Monday, February 7, 2022

OnStage Playhouse’s “Admissions” Right Up There in High Quality Acting and Truths We Dare Not Admit.

Playwright Joshua Harmon best known to yours truly as the one who got it all wrong in his play “Bad Jews” seen some years back at Cygnet Theatre. Just the title alone sent chills up my spine. How does one define bad Jew?  And whose job is it to decide? The play didn’t sit right with me then and in retrospect it still not one of my best theatrical experiences.  But what do I know? It was a smash hit and remains the best- selling play in Studio history- called ‘wickedly funny’. 

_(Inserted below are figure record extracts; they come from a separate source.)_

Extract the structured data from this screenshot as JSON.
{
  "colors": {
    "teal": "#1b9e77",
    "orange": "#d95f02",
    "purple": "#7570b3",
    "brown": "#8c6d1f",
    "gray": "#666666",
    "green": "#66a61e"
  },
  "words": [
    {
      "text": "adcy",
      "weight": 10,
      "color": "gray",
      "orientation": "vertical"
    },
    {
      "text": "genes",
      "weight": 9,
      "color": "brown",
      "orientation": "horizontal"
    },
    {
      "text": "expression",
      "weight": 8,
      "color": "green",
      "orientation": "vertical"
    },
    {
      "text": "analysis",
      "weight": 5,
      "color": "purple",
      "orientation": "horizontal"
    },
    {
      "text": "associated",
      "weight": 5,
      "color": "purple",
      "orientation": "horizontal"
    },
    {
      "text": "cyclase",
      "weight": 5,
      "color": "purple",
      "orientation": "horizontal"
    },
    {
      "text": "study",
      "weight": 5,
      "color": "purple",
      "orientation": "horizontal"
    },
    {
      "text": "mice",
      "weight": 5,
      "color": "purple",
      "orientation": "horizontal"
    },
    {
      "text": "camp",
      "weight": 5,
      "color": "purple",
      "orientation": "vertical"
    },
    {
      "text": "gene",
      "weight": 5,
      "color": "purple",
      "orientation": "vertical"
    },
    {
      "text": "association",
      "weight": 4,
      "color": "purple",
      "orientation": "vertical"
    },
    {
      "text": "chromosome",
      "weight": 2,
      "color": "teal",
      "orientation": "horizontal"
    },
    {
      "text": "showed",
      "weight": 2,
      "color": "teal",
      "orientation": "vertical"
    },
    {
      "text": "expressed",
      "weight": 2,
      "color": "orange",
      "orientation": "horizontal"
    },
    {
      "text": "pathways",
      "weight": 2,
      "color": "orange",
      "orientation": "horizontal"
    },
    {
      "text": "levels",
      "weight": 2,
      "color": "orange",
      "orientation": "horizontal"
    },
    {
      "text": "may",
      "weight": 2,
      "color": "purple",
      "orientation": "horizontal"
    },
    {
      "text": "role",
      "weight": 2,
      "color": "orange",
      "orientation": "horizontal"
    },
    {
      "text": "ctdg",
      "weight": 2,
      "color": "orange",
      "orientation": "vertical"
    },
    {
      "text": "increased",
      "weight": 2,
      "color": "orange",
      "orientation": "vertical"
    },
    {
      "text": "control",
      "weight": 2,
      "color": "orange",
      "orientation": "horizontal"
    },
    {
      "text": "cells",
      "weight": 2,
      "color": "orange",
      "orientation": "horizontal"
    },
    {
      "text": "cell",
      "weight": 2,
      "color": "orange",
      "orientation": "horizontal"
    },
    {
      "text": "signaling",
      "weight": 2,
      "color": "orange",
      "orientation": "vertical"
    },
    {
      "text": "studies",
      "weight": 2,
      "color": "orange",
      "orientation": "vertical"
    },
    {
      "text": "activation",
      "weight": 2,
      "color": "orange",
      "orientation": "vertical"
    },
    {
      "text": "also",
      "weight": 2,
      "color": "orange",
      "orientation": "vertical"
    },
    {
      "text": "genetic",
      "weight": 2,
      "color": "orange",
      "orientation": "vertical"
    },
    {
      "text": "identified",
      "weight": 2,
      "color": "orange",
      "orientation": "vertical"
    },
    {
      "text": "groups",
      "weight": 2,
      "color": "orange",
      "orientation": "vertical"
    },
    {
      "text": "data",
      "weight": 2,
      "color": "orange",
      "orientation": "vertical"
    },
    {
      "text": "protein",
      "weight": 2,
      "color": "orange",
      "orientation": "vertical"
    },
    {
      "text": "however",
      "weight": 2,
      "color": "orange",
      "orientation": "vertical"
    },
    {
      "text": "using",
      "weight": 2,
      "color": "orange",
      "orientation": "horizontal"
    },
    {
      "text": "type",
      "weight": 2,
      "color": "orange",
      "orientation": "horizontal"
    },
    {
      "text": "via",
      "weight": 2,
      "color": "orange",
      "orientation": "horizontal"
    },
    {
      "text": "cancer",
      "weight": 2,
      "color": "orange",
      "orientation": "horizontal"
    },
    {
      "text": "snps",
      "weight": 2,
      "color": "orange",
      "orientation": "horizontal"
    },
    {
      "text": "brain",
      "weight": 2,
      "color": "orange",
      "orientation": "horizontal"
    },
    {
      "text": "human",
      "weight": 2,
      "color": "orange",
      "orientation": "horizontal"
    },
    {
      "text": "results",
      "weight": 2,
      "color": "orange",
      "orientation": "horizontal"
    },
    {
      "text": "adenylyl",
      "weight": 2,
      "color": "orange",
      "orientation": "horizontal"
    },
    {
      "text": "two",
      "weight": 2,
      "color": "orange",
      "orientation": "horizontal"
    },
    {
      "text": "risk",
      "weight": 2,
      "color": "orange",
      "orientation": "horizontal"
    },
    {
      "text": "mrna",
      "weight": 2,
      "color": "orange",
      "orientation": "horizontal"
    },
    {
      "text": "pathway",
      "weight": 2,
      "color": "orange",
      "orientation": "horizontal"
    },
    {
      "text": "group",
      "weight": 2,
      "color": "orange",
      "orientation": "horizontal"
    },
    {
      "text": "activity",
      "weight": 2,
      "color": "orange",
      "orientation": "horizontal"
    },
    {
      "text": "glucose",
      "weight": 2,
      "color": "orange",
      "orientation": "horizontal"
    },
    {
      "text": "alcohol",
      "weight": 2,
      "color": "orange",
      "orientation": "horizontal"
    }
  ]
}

But he got it right and hit the nail on the head with the current offering at OnStage Playhouse’s 2018 play  “Admissions” deftly directed by artistic director James P. Darvas. and starring an overall excellent cast with Wendy Waddell (Sherri) and Tom Steward (Bill) as the as husband and wife team acting as headmaster and dean of admissions at a small, nearly all white college at Hillcrest, a mid-tier New Hampshire prep school. This time Harmon zero’s in on race, you know, the word Whoopi Goldberg has a hard time defining!

Anna Sandor and Wendy Waddell

Exquisitely mounted on the small stage at OnStage (Filipe Ramirez), the play opens in Sherri’s office with quick tempered Sherri questioning, or more like admonishing her administrator Roberta (Anna Sandor) for not including more students of color on the school’s latest brochure. “Equality”, Diversity” and Inclusion” (E.D.I.) she rants have always been my goal. According to Sherri, for fifteen years she has taken the school from 4%students of color to 18%. Both she and her liberal minded husband, Bill have always fought for E.D.I. that is especially where the school is concerned. 

Outside the walls of Sherri’s office, and in their living quarters, their son Charlie (Devin Wade) is expecting to get into Yale. He and his best buddy, lifelong friends, both filled out applications for admittance to Yale (the big important Ivy League school). Grades aside, his BFF Perry is of mixed race and everyone, (Sherri, Bill and Charlie) is convinced that Perry checked off the box that said Black. Their conclusion: Perry got accepted because he pulled the black card and Charlie was put on the back burner. 

What? What?

Moving on to world war three, Sherri and Perry’s mother Ginnie (Holly Stephenson), best of friends for years get into a kerfuffle that that puts their friendship at risk and the true feelings Sherri harbors. Their friendship ended right before our eyes. But not before Charlie went into a ten minute tirade as to why he should have been selected, even going so far as to bring affirmative action, diversity and the Holocaust for reasons he did not get accepted.  After some dubious denials, both Sherri and Bill, contrary to their liberal cloth, seem to agree with their son.

Tom Steward and Devin Wade

Hypocrites all, each character gets to say his or her true feelings when the you -know what- hits the fan. Waddell, who always brings a strong performance to all of her works, succeeds in convincing us that as the pendulum swings back and forth, what she says as opposed to what she thinks she thinks are at odds with themselves. And if that sounds confusing, you can imagine how Sandor’s Roberta felt after she was raked over the coals for not showing enough black faces in her quest to even out the pictures in the admissions catalogue.  “Do you care if the school is diverse?”

Tom Steward gives a masterful offering when trying to talk his son out of his turn about on what his future plans are (no spoiler) calling him “an overprivileged brat” and Devon Wade’s performance as Charlie, the slighted and rejected teenager has to be one of the most passionate pleas I’ve heard on why he’s right about his right to be accepted into Yale. Both Holly Stephenson and Anna Sandor add to the overall depth of the 75 minute show. 

The cast is all white and one must wonder how many seeing the show when it first premiered in NY in 2018 at Lincoln Center were multi- racial or was it before so much emphasis was put on racial balance in school ‘admissions.

My white friends, he’s talking to the liberal white in all of us.

Ginnie Stephenson and Wendy Waddell

“Whiteness: white privilege, white power, white anxiety, white guilt all of it...this play is trying to hold up a mirror to white liberalism, while remaining very conscious of the fact that this is just one narrow slice of a much larger conversation.”   * Studio Theatre.

Credits: Lighting design to Kevin”Blax” Burroughs, sound to Estefania Ricalde, costume design to Pam Stompoly- Erikson, Estefania Ricalde stage manager and photo credit to Ana Carolina Chiminazzo.

You won’t want to miss this production to see where you stand, on a scale of 1 to 10, on the racial equality conundrum and of course the fine production. 


When: 8 p.m. Fridays and Saturdays. 2 p.m. Sundays. Through Feb. 27.

Where: OnStage Playhouse, 291 Third Ave., Chula Vista

Tickets: $22-$25.

Phone: (619) 422-7787

Online: onstageplayouse.com

COVID protocol: Proof of full vaccine required or negative result from COVID-19 PCR test within 72 hours of showtime. Masks required indoors.